My mom’s mole – a large one on her shoulder –was actually very important to me as a little girl. Afraid of ghosts in my dark bedroom, I nightly asked her to come sleep with me. To assure myself it wasn’t a ghost lying beside me, I always checked to make sure that mole was there.
When I was studying in Paris, I got the news that my mother had uterine cancer. After radiation treatments, she went into remission. She did not talk about the experience, preferring to have quiet times by herself. A little over a year later, while my parents were building a log cabin (they had moved again while she was in remission), my father noticed that she was holding her side. She refused to go to the doctors when my dad asked her about it, so he picked her up, put her in the car, and drove her back to Vancouver. The doctors opened her up (I was not told this at the time) and found that the cancer had spread everywhere. She never talked about it, never complained and never said her good-byes. I don’t understand why she wouldn’t fight it; I have no idea why she didn’t have a conversation about my life that she would never be a part of. My parents phoned the night before she died. When I complained about a director that I was having problems with, she said “Don’t let him walk all over you.” That was her last piece of advice.
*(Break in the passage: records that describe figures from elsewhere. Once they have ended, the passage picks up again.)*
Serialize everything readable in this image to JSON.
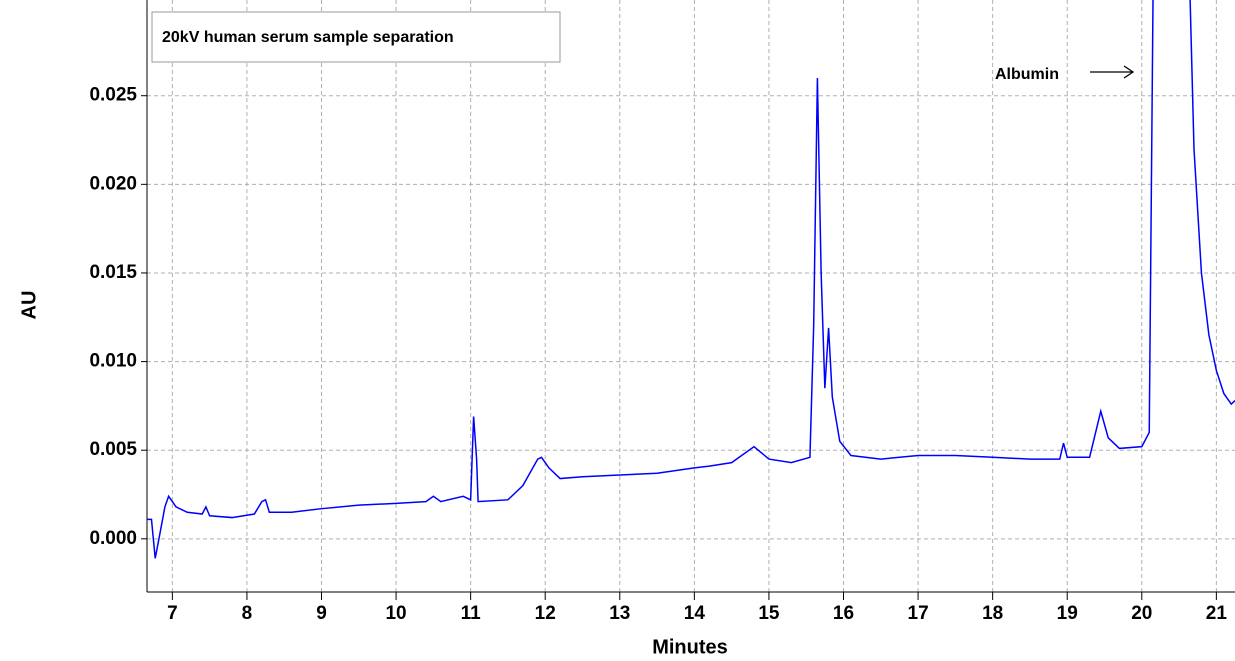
{
  "chart_data": {
    "type": "line",
    "title": "20kV human serum sample separation",
    "x_label": "Minutes",
    "y_label": "AU",
    "annotation": "Albumin",
    "x": [
      6.66,
      6.72,
      6.77,
      6.82,
      6.9,
      6.95,
      7.05,
      7.2,
      7.4,
      7.45,
      7.5,
      7.8,
      8.1,
      8.2,
      8.25,
      8.3,
      8.6,
      9.0,
      9.5,
      10.0,
      10.4,
      10.5,
      10.6,
      10.9,
      11.0,
      11.04,
      11.08,
      11.1,
      11.5,
      11.7,
      11.9,
      11.95,
      12.05,
      12.2,
      12.5,
      13.0,
      13.5,
      14.0,
      14.2,
      14.5,
      14.8,
      15.0,
      15.3,
      15.55,
      15.6,
      15.65,
      15.7,
      15.75,
      15.8,
      15.85,
      15.95,
      16.1,
      16.5,
      17.0,
      17.5,
      18.0,
      18.5,
      18.9,
      18.95,
      19.0,
      19.3,
      19.45,
      19.55,
      19.7,
      20.0,
      20.1,
      20.16,
      20.62,
      20.7,
      20.8,
      20.9,
      21.0,
      21.1,
      21.2,
      21.25
    ],
    "series": [
      {
        "name": "AU",
        "color": "#0000ff",
        "values": [
          0.0011,
          0.0011,
          -0.0011,
          0.0,
          0.0018,
          0.0024,
          0.0018,
          0.0015,
          0.0014,
          0.0018,
          0.0013,
          0.0012,
          0.0014,
          0.0021,
          0.0022,
          0.0015,
          0.0015,
          0.0017,
          0.0019,
          0.002,
          0.0021,
          0.0024,
          0.0021,
          0.0024,
          0.0022,
          0.0069,
          0.0045,
          0.0021,
          0.0022,
          0.003,
          0.0045,
          0.0046,
          0.004,
          0.0034,
          0.0035,
          0.0036,
          0.0037,
          0.004,
          0.0041,
          0.0043,
          0.0052,
          0.0045,
          0.0043,
          0.0046,
          0.012,
          0.026,
          0.015,
          0.0085,
          0.0119,
          0.008,
          0.0055,
          0.0047,
          0.0045,
          0.0047,
          0.0047,
          0.0046,
          0.0045,
          0.0045,
          0.0054,
          0.0046,
          0.0046,
          0.0072,
          0.0057,
          0.0051,
          0.0052,
          0.006,
          0.035,
          0.035,
          0.022,
          0.015,
          0.0115,
          0.0095,
          0.0082,
          0.0076,
          0.0078
        ]
      }
    ],
    "xlim": [
      6.66,
      21.25
    ],
    "ylim": [
      -0.003,
      0.0304
    ],
    "xticks": [
      7,
      8,
      9,
      10,
      11,
      12,
      13,
      14,
      15,
      16,
      17,
      18,
      19,
      20,
      21
    ],
    "yticks": [
      {
        "value": 0,
        "label": "0.000"
      },
      {
        "value": 0.005,
        "label": "0.005"
      },
      {
        "value": 0.01,
        "label": "0.010"
      },
      {
        "value": 0.015,
        "label": "0.015"
      },
      {
        "value": 0.02,
        "label": "0.020"
      },
      {
        "value": 0.025,
        "label": "0.025"
      }
    ],
    "grid": true
  }
}
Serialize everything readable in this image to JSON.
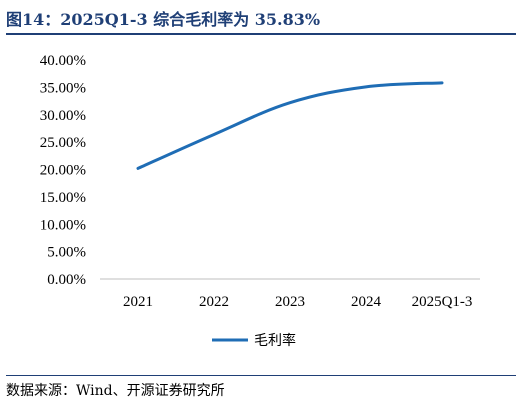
{
  "header": {
    "title": "图14：2025Q1-3 综合毛利率为 35.83%"
  },
  "footer": {
    "source": "数据来源：Wind、开源证券研究所"
  },
  "chart_data": {
    "type": "line",
    "title": "",
    "xlabel": "",
    "ylabel": "",
    "categories": [
      "2021",
      "2022",
      "2023",
      "2024",
      "2025Q1-3"
    ],
    "y_ticks": [
      "0.00%",
      "5.00%",
      "10.00%",
      "15.00%",
      "20.00%",
      "25.00%",
      "30.00%",
      "35.00%",
      "40.00%"
    ],
    "ylim": [
      0,
      40
    ],
    "grid": false,
    "legend": "bottom-center",
    "series": [
      {
        "name": "毛利率",
        "color": "#1f6db5",
        "values": [
          20.2,
          26.4,
          32.2,
          35.1,
          35.83
        ]
      }
    ]
  }
}
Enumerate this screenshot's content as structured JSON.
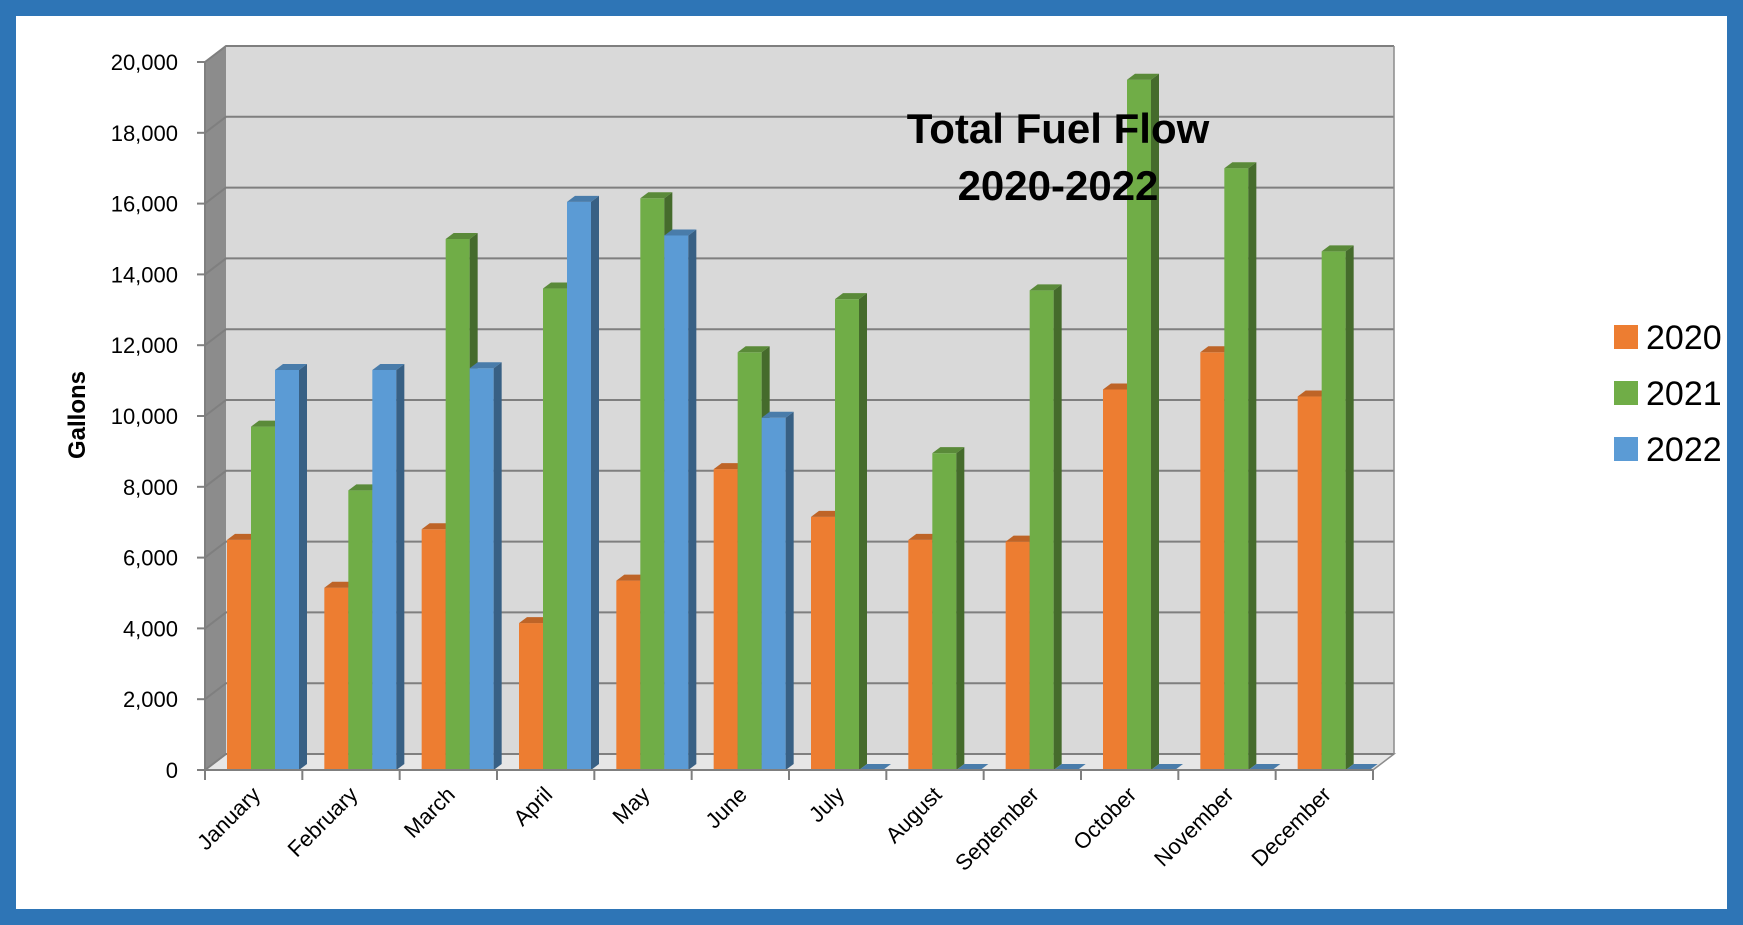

We never talked a lot about “life”. One of our strongest connections came through sewing. August was a time when material was bought –mix and match -and patterns were chosen for the coming year school clothes. I learnt from her, as I tried to sew my creations, that you keep going, despite the mistakes along the way. You can always rip out and start anew! It never bothered my mom to do that. For me it was failure…. until she calmly solved the problem. When my mom died, at 58 years old, it took me years before I could sew again because she would not be there to help me through the difficult parts. I still have the sewing machine that made the black velvet circle skirt, or that electric blue hooded dress, sent to me while in Paris. I wouldn’t part with it for the world.